If you wish to define a set of shareable connection profiles, the Red Hat JBoss Developer Studio Data Tools project allows you to import or export them in XML format. There is an option for a binary encrypted format, too. If your developers can access identically-named profiles, it will simplify the tasks of sharing and updating source model information.

As discussed elsewhere, use the naming conventions for version control.
web services
Ensure these are named consistently also.

4.4. Perform Updates on Data Sources

Use XA data sources if you are going to be doing updates, as they can span multiple resources.


Do not use Teiid Designer to create the data sources. This is due to a limitation in the tool, whereby it creates a 'local' data source, not an XA data source. To create an XA data source, use an example template or generate one with the Admin Console.

4.5. Use Translator or Connector Archetypes

Use the Red Hat JBoss Data Virtualization translator and/or connector archetypes. When these are used, they automatically create the project template, with resources, so you can begin adding your custom code and compiling your package for deployment immediately.

  1. Right-click the archetype and click Create a New Maven Project.
  2. In the wizard, select the “JBoss Nexus Archetypes” catalogue.
  3. Filter for “teiid”.
  4. Select the one you wish to use.
  5. Click Done.

4.6. Improve ModeShape Performance

If you find the memory usage is increasing as you use ModeShape, even after you close JCR sessions properly, you will need to define a cache container for workspaces.
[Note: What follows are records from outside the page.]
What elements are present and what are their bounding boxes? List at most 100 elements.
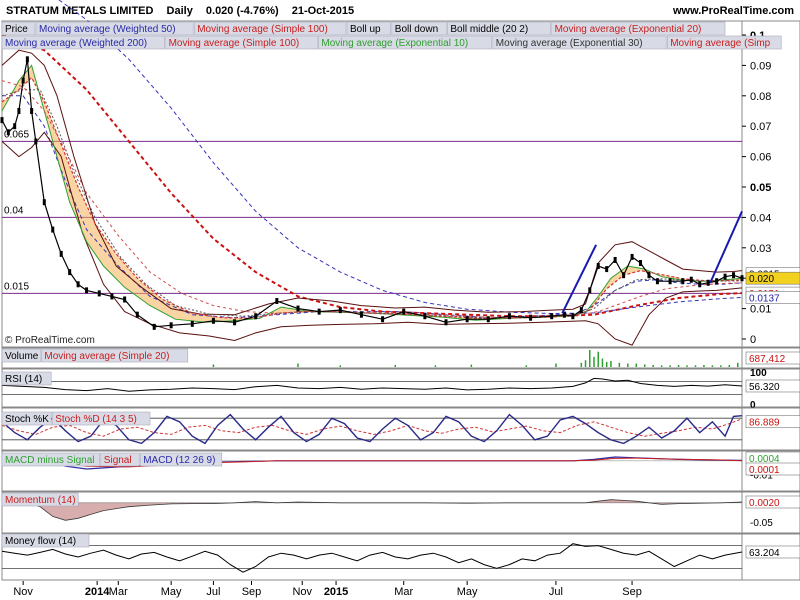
price-candle	[317, 308, 321, 315]
price-candle	[30, 108, 34, 114]
legend-item-moving-average-weighted-200: Moving average (Weighted 200)	[5, 38, 147, 49]
price-candle	[6, 129, 10, 136]
last-quote: 0.020 (-4.76%)	[206, 5, 279, 17]
price-candle	[254, 313, 258, 320]
volume-overlay-label: Moving average (Simple 20)	[44, 351, 169, 362]
stoch-k-title: Stoch %K	[5, 414, 49, 425]
momentum-y-tick-label: -0.05	[750, 518, 773, 529]
x-axis: Nov 2014 Mar May Jul Sep Nov 2015 Mar May Jul Sep	[13, 581, 642, 598]
watermark: © ProRealTime.com	[5, 335, 95, 346]
price-panel: 0.10.090.080.070.060.050.040.030.020.010…	[0, 0, 800, 348]
price-candle	[740, 275, 744, 282]
rsi-y-tick-label: 100	[750, 368, 767, 379]
price-candle	[233, 319, 237, 326]
macd-panel: -0.01MACD minus Signal Signal MACD (12 26 …	[1, 450, 800, 492]
price-candle	[647, 272, 651, 279]
macd-hist-title: MACD minus Signal	[5, 455, 94, 466]
x-tick-label: May	[161, 586, 182, 598]
price-candle	[655, 278, 659, 285]
price-candle	[706, 279, 710, 286]
x-tick-label: Mar	[394, 586, 413, 598]
price-value-tag: 0.0137	[749, 293, 780, 304]
price-candle	[0, 117, 4, 124]
price-y-tick-label: 0	[750, 334, 756, 346]
price-candle	[588, 287, 592, 294]
x-tick-label: May	[457, 586, 478, 598]
stoch-d-title: Stoch %D (14 3 5)	[55, 414, 137, 425]
price-candle	[25, 56, 29, 63]
momentum-last-value: 0.0020	[749, 498, 780, 509]
price-candle	[296, 305, 300, 312]
legend-item-boll-middle-20-2: Boll middle (20 2)	[450, 24, 528, 35]
price-candle	[59, 250, 63, 257]
legend-item-moving-average-simple-100: Moving average (Simple 100)	[197, 24, 328, 35]
price-candle	[123, 296, 127, 303]
legend-item-moving-average-simple-100: Moving average (Simple 100)	[169, 38, 300, 49]
price-y-tick-label: 0.05	[750, 182, 771, 194]
rsi-title: RSI (14)	[5, 374, 42, 385]
price-candle	[715, 278, 719, 285]
price-candle	[76, 281, 80, 288]
price-candle	[152, 323, 156, 330]
money-flow-panel-frame	[1, 533, 743, 581]
price-candle	[42, 199, 46, 206]
stoch-last-value: 86.889	[749, 418, 780, 429]
x-tick-label: Jul	[549, 586, 563, 598]
legend-item-moving-average-exponential-20: Moving average (Exponential 20)	[555, 24, 702, 35]
momentum-panel-frame	[1, 491, 743, 534]
price-candle	[21, 77, 25, 84]
price-candle	[465, 316, 469, 323]
price-candle	[68, 269, 72, 276]
price-candle	[668, 278, 672, 285]
price-candle	[613, 256, 617, 263]
money-flow-title: Money flow (14)	[5, 536, 76, 547]
x-tick-label: Jul	[206, 586, 220, 598]
legend-item-price: Price	[5, 24, 28, 35]
x-tick-label: Nov	[292, 586, 312, 598]
price-candle	[596, 263, 600, 270]
price-candle	[359, 311, 363, 318]
price-candle	[529, 314, 533, 321]
momentum-title: Momentum (14)	[5, 495, 76, 506]
legend-item-moving-average-exponential-30: Moving average (Exponential 30)	[496, 38, 643, 49]
rsi-panel-frame	[1, 368, 743, 408]
x-tick-label: Sep	[242, 586, 262, 598]
price-candle	[85, 287, 89, 294]
stochastic-panel-axis-area	[741, 407, 800, 451]
stochastic-panel: Stoch %K Stoch %D (14 3 5) 86.889	[1, 407, 800, 451]
x-tick-label: Mar	[109, 586, 128, 598]
price-candle	[579, 307, 583, 314]
price-candle	[723, 273, 727, 280]
price-level-label: 0.015	[4, 281, 29, 292]
price-candle	[507, 313, 511, 320]
legend-item-boll-up: Boll up	[350, 24, 381, 35]
price-candle	[275, 298, 279, 304]
x-tick-label: 2014	[85, 586, 110, 598]
price-level-label: 0.04	[4, 205, 24, 216]
price-value-tag: 0.020	[749, 274, 774, 285]
price-candle	[169, 322, 173, 329]
price-candle	[34, 138, 38, 145]
price-y-tick-label: 0.07	[750, 121, 771, 133]
chart-header-title: STRATUM METALS LIMITED Daily 0.020 (-4.7…	[6, 5, 354, 17]
price-candle	[689, 276, 693, 283]
price-y-tick-label: 0.04	[750, 212, 771, 224]
price-candle	[630, 253, 634, 260]
x-tick-label: Sep	[622, 586, 642, 598]
legend-item-boll-down: Boll down	[395, 24, 438, 35]
price-y-tick-label: 0.01	[750, 304, 771, 316]
price-candle	[423, 313, 427, 320]
legend-item-moving-average-simp: Moving average (Simp	[670, 38, 770, 49]
macd-title: MACD (12 26 9)	[143, 455, 215, 466]
price-candle	[622, 272, 626, 279]
volume-panel: Volume Moving average (Simple 20) 687,412	[1, 347, 800, 369]
site-link[interactable]: www.ProRealTime.com	[672, 5, 794, 17]
price-y-tick-label: 0.08	[750, 91, 771, 103]
period-label: Daily	[167, 5, 194, 17]
volume-title: Volume	[5, 351, 39, 362]
x-tick-label: Nov	[13, 586, 33, 598]
price-candle	[444, 319, 448, 326]
price-candle	[486, 316, 490, 323]
price-y-tick-label: 0.03	[750, 243, 771, 255]
price-candle	[51, 226, 55, 233]
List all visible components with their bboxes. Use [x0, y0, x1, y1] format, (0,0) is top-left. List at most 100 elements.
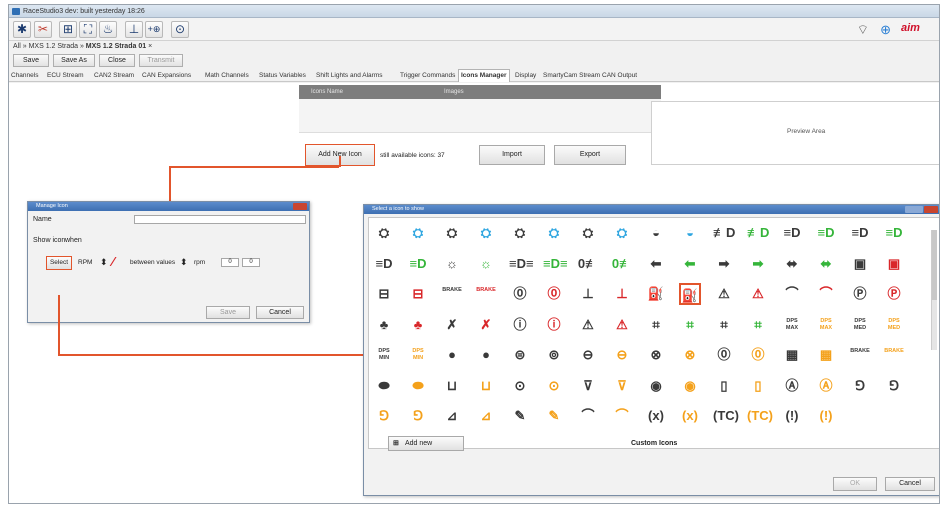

  1. Open your EAP_HOME/standalone/configuration/standalone.xml file text editor and add this code to define a cache-container (assuming your repository is named “X”):

    <cache-container name="ws-cache-container" default-cache="X/system" module="org.modeshape">
           <local-cache name="X/system">
              <eviction strategy="LRU" max-entries="100"/>
              <expiration lifespan="10000" interval="1000" max-idle="5000"/>
           <local-cache name="X/default">
              <eviction strategy="LRU" max-entries="100"/>
              <expiration lifespan="10000" interval="1000" max-idle="5000"/>
  2. Find the “repository” section of the file and add this code to force the system to use the cache configuration you just created:

     <repository name="X"...>
        <workspaces cache-container="ws-cache-container">
  3. Save the file and exit.

4.7. Improve Dashboard Builder Performance

To avoid performance issues with the Dashboard Builder, do not load a data set with too many rows (dependant on your system’s capacity) into the tool’s memory because the SQL load and execution times lengthen as the amount of data grows and operations to measure performance take longer.